Schon knapp außerhalb der südlichen Grenzen Deutschlands wird es mit der Zuordnung der unterschiedlich gezeichneten Sperlingsrassen außerordentlich schwierig. Da gibt es einerseits den in Süditalien, Spanien und auf Korsika als eigene Art feststehenden Weidensperling mit starker schwarzer Streifung an den Flanken, andererseits den nicht eindeutig zuzuordnenden weißwangigen Italiensperling oder italienischen Weidensperling und zwischen beiden alle denkbaren Übergänge. Wahrscheinlich ist hier die Rassen- und Artbildung noch in vollem Gange. Ein Hauptproblem wird vor allem in dem unregelmäßigen und komplizierten Verbreitungsbild des Weidensperlings gesehen. So stellt sich das gemeine Spatzenvolk wissenschaftlich-nomenklatorisch gesehen als eine Herausforderung besonderer Art dar.

Mutig, erfinderisch und lernfähig

Das gemeine Spatzenvolk indes stört das wenig. Wenn auch die Großschwärme aus den Getreidefeldern und -lagern der Vergangenheit angehören, auch bei kleineren Ansammlungen lässt sich das typische Sozialverhalten dieser Spezies gut studieren: alles was gemacht wird, geschieht gemeinsam, die Nutzung von Nahrungsquellen, das Baden in Staub, Wasser und Sonne, die fast ohrenbetäubend lauten Vollversammlungen in dichten Hecken und Verstecken, wobei alle um die Wette zu tschilpen scheinen, und sogar das Brüten in Kolonien, wenn sich geeignete Plätze wie z. B. begrünte Hauswände anbieten.

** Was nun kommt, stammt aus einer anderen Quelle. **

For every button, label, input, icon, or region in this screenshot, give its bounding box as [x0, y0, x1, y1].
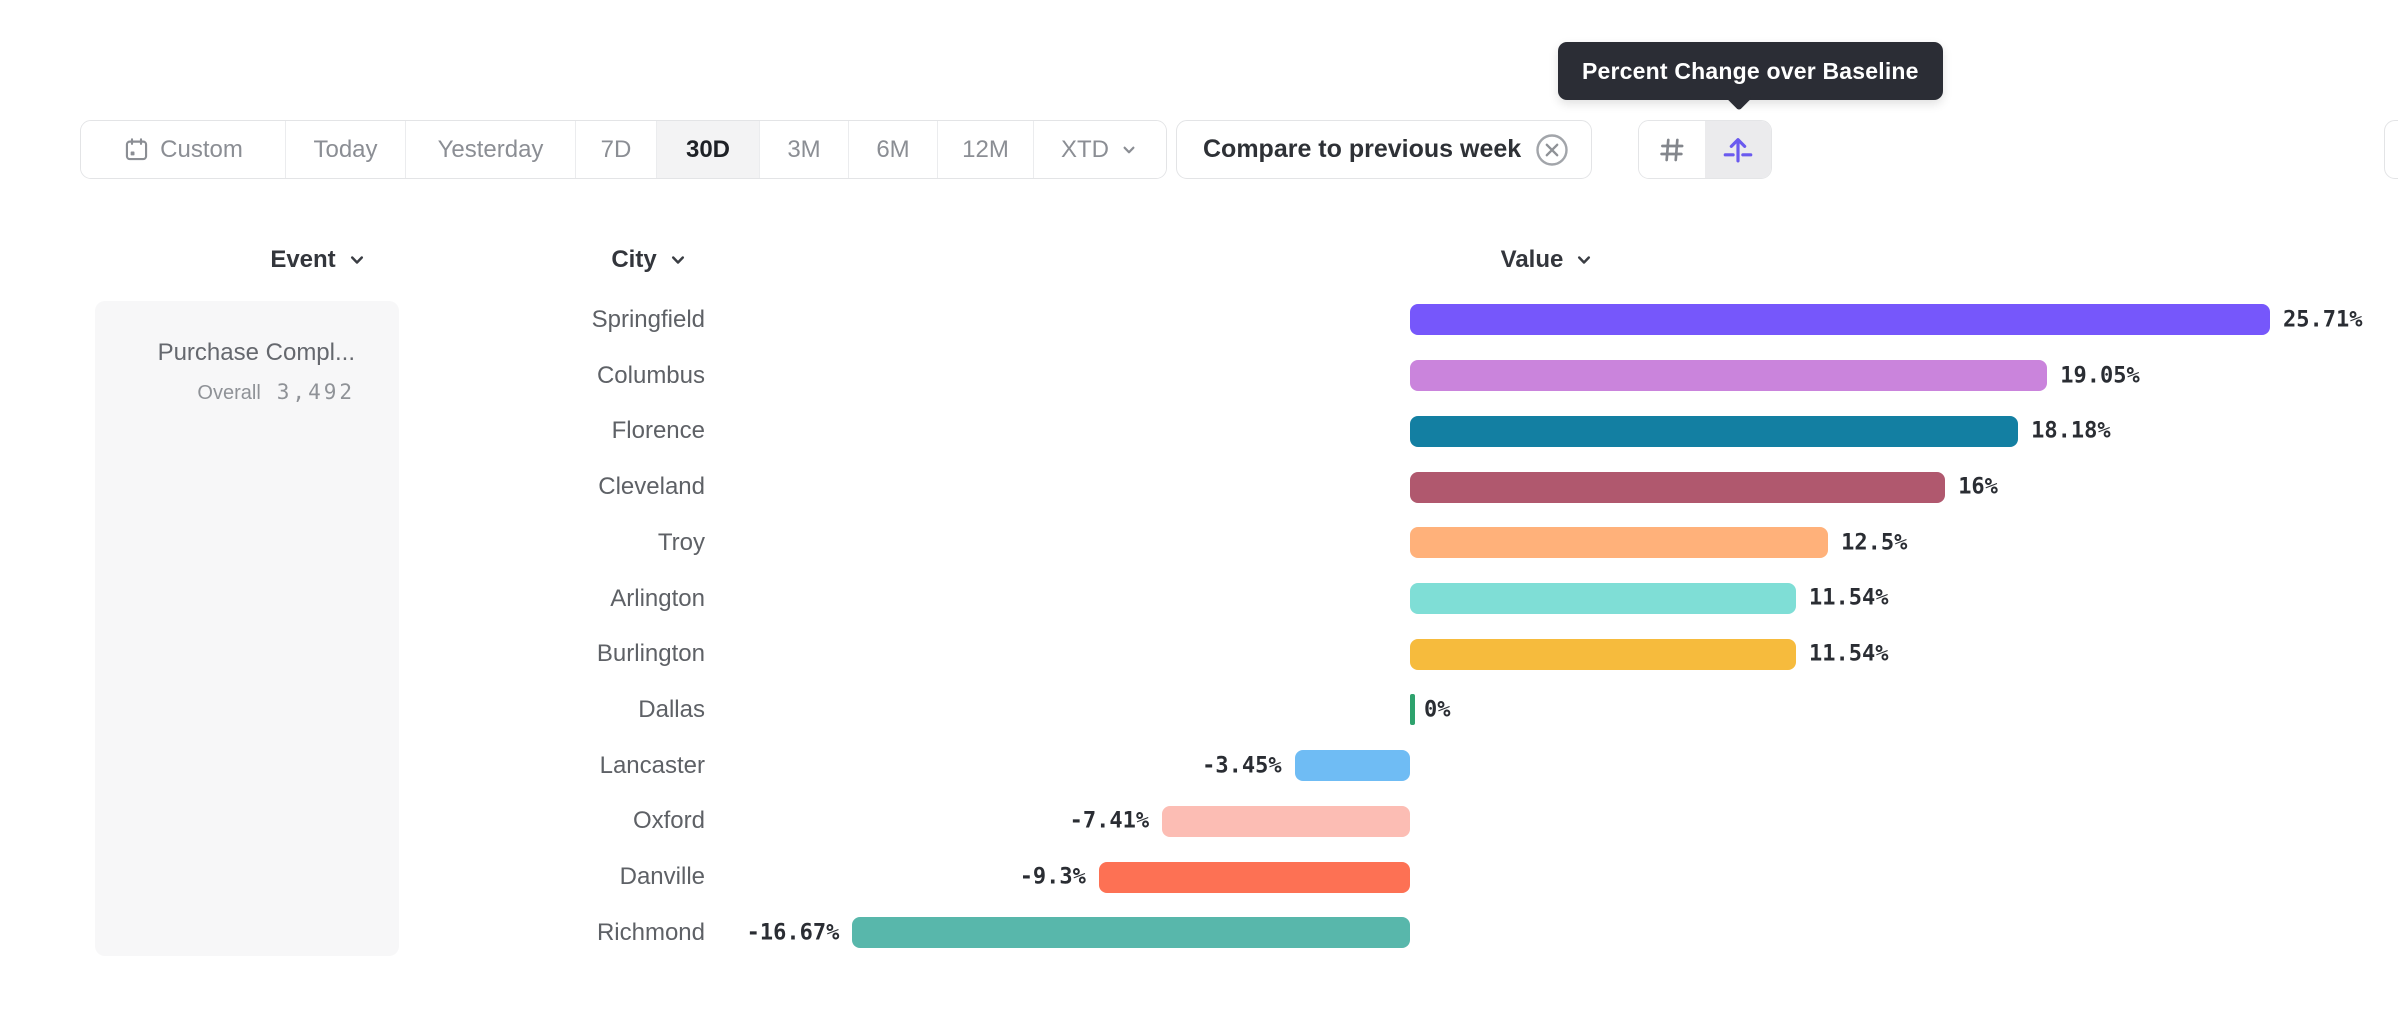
city-label: Burlington [596, 640, 705, 668]
city-label: Columbus [596, 361, 705, 389]
chevron-down-icon [1573, 249, 1595, 271]
range-label: 12M [962, 135, 1009, 163]
range-button-xtd[interactable]: XTD [1034, 121, 1166, 178]
bar-lancaster[interactable] [1294, 750, 1410, 782]
chart-row-lancaster: Lancaster -3.45% [0, 738, 2398, 794]
chevron-down-icon [346, 249, 368, 271]
city-label: Lancaster [599, 751, 705, 779]
column-header-event[interactable]: Event [169, 240, 469, 280]
calendar-icon [123, 136, 150, 163]
bar-danville[interactable] [1098, 861, 1410, 893]
column-header-value[interactable]: Value [1398, 240, 1698, 280]
range-button-30d[interactable]: 30D [657, 121, 760, 178]
bar-troy[interactable] [1410, 527, 1829, 559]
range-label: 7D [600, 135, 632, 163]
percent-change-baseline-button[interactable] [1705, 121, 1771, 178]
chart-row-columbus: Columbus 19.05% [0, 348, 2398, 404]
range-button-12m[interactable]: 12M [938, 121, 1034, 178]
chart-row-arlington: Arlington 11.54% [0, 571, 2398, 627]
compare-pill[interactable]: Compare to previous week [1176, 120, 1593, 179]
value-label: 0% [1424, 697, 1451, 723]
range-label: Today [313, 135, 378, 163]
city-label: Florence [611, 417, 705, 445]
chart-row-springfield: Springfield 25.71% [0, 292, 2398, 348]
value-label: 18.18% [2031, 418, 2111, 444]
value-label: 25.71% [2282, 307, 2363, 333]
bar-richmond[interactable] [852, 917, 1410, 949]
bar-burlington[interactable] [1410, 638, 1796, 670]
range-button-today[interactable]: Today [286, 121, 406, 178]
range-button-3m[interactable]: 3M [760, 121, 849, 178]
value-label: 11.54% [1809, 641, 1889, 667]
chart-row-cleveland: Cleveland 16% [0, 459, 2398, 515]
chart-row-danville: Danville -9.3% [0, 849, 2398, 905]
chart-row-florence: Florence 18.18% [0, 403, 2398, 459]
range-button-7d[interactable]: 7D [576, 121, 657, 178]
tooltip: Percent Change over Baseline [1558, 42, 1943, 111]
baseline-arrow-icon [1721, 133, 1755, 167]
event-metric-label: Overall [197, 382, 261, 404]
value-label: -9.3% [1019, 864, 1086, 890]
clipped-button[interactable] [2384, 120, 2398, 179]
circle-x-icon[interactable] [1535, 133, 1569, 167]
chevron-down-icon [667, 249, 689, 271]
event-metric-value: 3,492 [276, 380, 355, 404]
event-name: Purchase Compl... [157, 339, 355, 366]
city-label: Cleveland [598, 473, 705, 501]
city-label: Arlington [610, 584, 705, 612]
absolute-numbers-button[interactable] [1639, 121, 1705, 178]
bar-arlington[interactable] [1410, 582, 1796, 614]
range-label: 30D [685, 135, 731, 163]
bar-cleveland[interactable] [1410, 471, 1946, 503]
range-button-6m[interactable]: 6M [849, 121, 938, 178]
range-button-yesterday[interactable]: Yesterday [406, 121, 576, 178]
value-label: -3.45% [1202, 753, 1282, 779]
city-label: Danville [619, 863, 705, 891]
toolbar: Custom Today Yesterday 7D 30D 3M 6M 12M XTD Comp… [0, 120, 2398, 179]
bar-chart: Springfield 25.71% Columbus 19.05% Florence 1… [0, 292, 2398, 961]
range-label: Yesterday [437, 135, 544, 163]
value-display-toggle [1638, 120, 1772, 179]
value-label: 12.5% [1841, 530, 1908, 556]
chart-row-richmond: Richmond -16.67% [0, 905, 2398, 961]
chevron-down-icon [1119, 140, 1139, 160]
city-label: Troy [657, 528, 705, 556]
value-label: -16.67% [746, 920, 840, 946]
value-header-label: Value [1500, 246, 1564, 273]
event-header-label: Event [270, 246, 336, 273]
range-label: 3M [787, 135, 821, 163]
value-label: 16% [1958, 474, 1998, 500]
chart-row-dallas: Dallas 0% [0, 682, 2398, 738]
range-label: XTD [1061, 135, 1109, 163]
bar-florence[interactable] [1410, 415, 2019, 447]
chart-row-troy: Troy 12.5% [0, 515, 2398, 571]
bar-columbus[interactable] [1410, 360, 2048, 392]
range-label: 6M [876, 135, 910, 163]
date-range-picker: Custom Today Yesterday 7D 30D 3M 6M 12M XTD [80, 120, 1167, 179]
bar-springfield[interactable] [1410, 304, 2270, 336]
chart-row-burlington: Burlington 11.54% [0, 626, 2398, 682]
hash-icon [1656, 134, 1688, 166]
compare-label: Compare to previous week [1203, 135, 1522, 163]
range-label: Custom [160, 135, 243, 163]
tooltip-caret [1726, 85, 1752, 111]
value-label: 11.54% [1809, 585, 1889, 611]
column-header-city[interactable]: City [500, 240, 800, 280]
event-card[interactable]: Purchase Compl... Overall 3,492 [95, 301, 399, 956]
range-button-custom[interactable]: Custom [81, 121, 286, 178]
city-label: Oxford [632, 807, 705, 835]
tooltip-text: Percent Change over Baseline [1582, 57, 1919, 84]
value-label: 19.05% [2060, 363, 2140, 389]
city-label: Dallas [638, 696, 705, 724]
city-header-label: City [611, 246, 657, 273]
bar-dallas[interactable] [1410, 694, 1415, 726]
value-label: -7.41% [1069, 808, 1150, 834]
chart-row-oxford: Oxford -7.41% [0, 793, 2398, 849]
bar-oxford[interactable] [1162, 805, 1410, 837]
city-label: Richmond [596, 918, 705, 946]
city-label: Springfield [591, 306, 705, 333]
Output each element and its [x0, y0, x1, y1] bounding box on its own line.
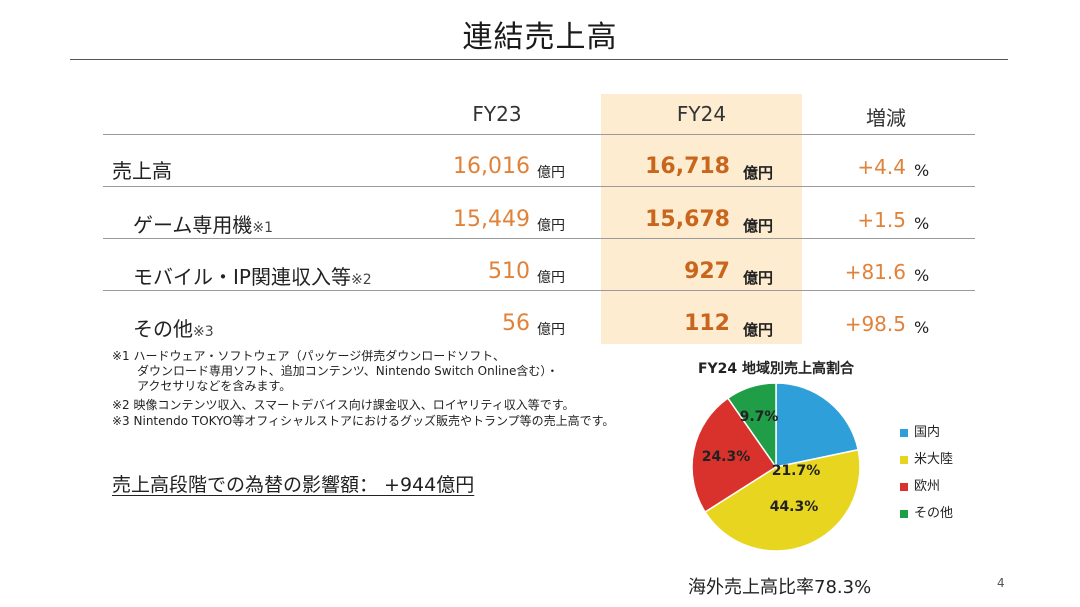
footnote: ※3 Nintendo TOKYO等オフィシャルストアにおけるグッズ販売やトラン… [112, 414, 615, 428]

Über den Charakter des Sperlings war man früher durchaus ungeteilter Meinung. Er galt meist als frech, lästig und lustig, angepasst und durchsetzungsfähig und hatte eine Vorliebe für Bandenbildung. Dieses unerzogene Gehabe nebst seinem wenig anziehenden Äußeren einschließlich des dicken Kopfes stempelte ihn zu den 'Proletariern' unter den Vögeln. Sympathie hegte daher kaum jemand für diesen Hans Dampf in allen Gassen. Erst die objektive Wissenschaft entdeckte ganz andere und auch positive Seiten an diesem Allerweltsvogel. Sperlinge sind mutig, erfinderisch und lernfähig. Um z. B. an Nahrungsquellen in geschlossenen Räumen heranzukommen, nutzen sie nicht nur kleinste Öffnungen und Ritze; sie können sogar mit Photosensoren ausgestattete Türen öffnen. All dies gelang Angehörigen anderer Vogelarten bisher nie. Die Zeiten, in denen man Nutzen und Schaden einer Vogelart in Prozentwerten einander gegenüber stellte, sind Gott sei Dank vorbei. Jedes Lebewesen hat eine Daseinsberechtigung um seiner selbst willen. Das Beispiel Haussperling soll uns aber vor Augen führen, dass wir uns immer weiter von der Natur entfernen. Die Parole kann daher nur lauten: Mehr Platz für den Spatz. Auch anderen Tier- und Vogelarten, die auf uns Menschen angewiesen sind, ginge es dann viel besser. Und was zum Schutz des Haussperlings unternommen wird, kommt Mensch und Natur zugute.

Literatur

  • BERGMANN, H.-J. (2002): Der Haussperling - Vogel des Jahres 2002. - Der Falke: 1/02: 4 - 9; Wiebelsheim.
  • KIEFER, A. u.a. (2002): Mehr Platz für den Spatz. - Naturschutz heute: 1/02: 8 - 12; Bonn.
  • HORMANN, M. (2001): Haussperling - Vogel des Jahres 2002. - Flieg und Flatter, 8/01; Staatl. Vogelschutzwarte Frankfurt.
HORST BENDER, Lärchenweg 10, 65510 Idstein

 

Die drei Spatzen

In einem leeren Haselstrauch
da sitzen drei Spatzen Bauch an Bauch.
Der Erich rechts und links der Franz
und mitten drin der freche Hans.

Sie haben die Augen zu, ganz zu,
und obendrüber da schneit es, hu!

Sie rücken zusammen dicht an dicht.
So warm wie der Hans hat's niemand nicht.

Sie hör'n alle drei ihrer Herzlein Gepoch.
Und wenn sie nicht weg sind, so sitzen sie noch.